Telles sont les leçons de morale et de bonne foi données au peuple russe par son gouvernement. À la vérité, le même gouvernement ne se conduirait pas de la même façon ailleurs; en fait de fourberie, on sait à qui l'on s'adresse; il y a ici parfaite analogie entre le trompeur et le trompé: la force seule établit entre eux une différence.
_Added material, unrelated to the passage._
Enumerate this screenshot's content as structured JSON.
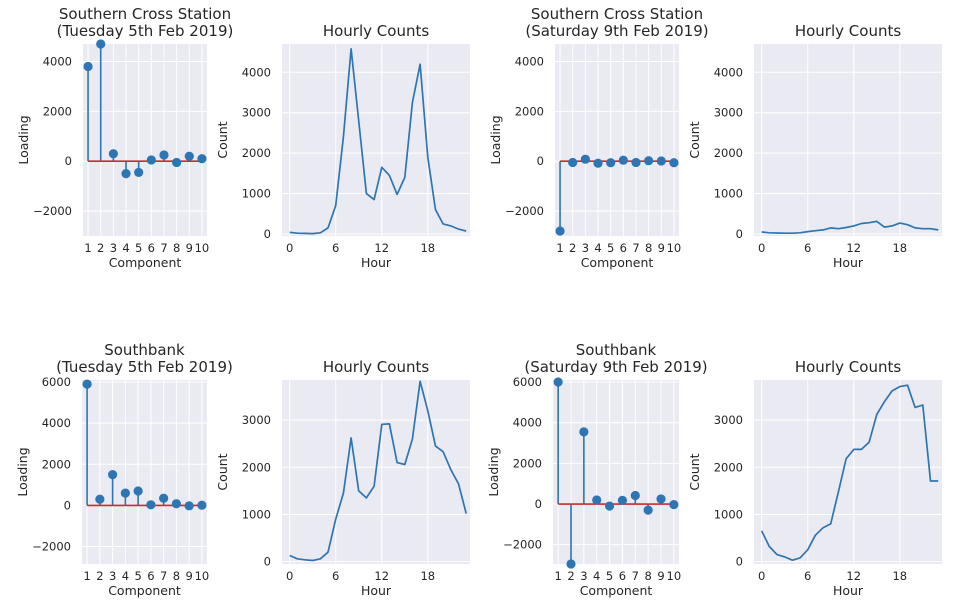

C'est peu! vous allez voir qu'en ce pays la vérité historique n'est pas plus respectée que ne l'est la religion du serment; l'authenticité des pierres est aussi impossible à établir ici que l'autorité des paroles ou des écrits. À chaque nouveau règne, les édifices sont repétris comme de la pâte au gré du souverain; et grâce à l'absurde manie qu'on décore du beau titre de mouvement progressif de la civilisation, nul édifice ne demeure à la place où l'a mis le fondateur; les tombeaux eux-mêmes ne sont pas à l'abri de la tempête du caprice Impérial. Les morts en Russie sont assujettis eux-mêmes aux fantaisies de l'homme qui régit les vivants, et secoue jusqu'à la cendre des tombeaux, comme l'orage balaye un flot de poussière. L'Empereur Nicolas, qui aujourd'hui tranche de l'architecte à Moscou pour y refaire le Kremlin, n'en est pas à son coup d'essai en ce genre; Nijni l'a déjà vu à l'œuvre.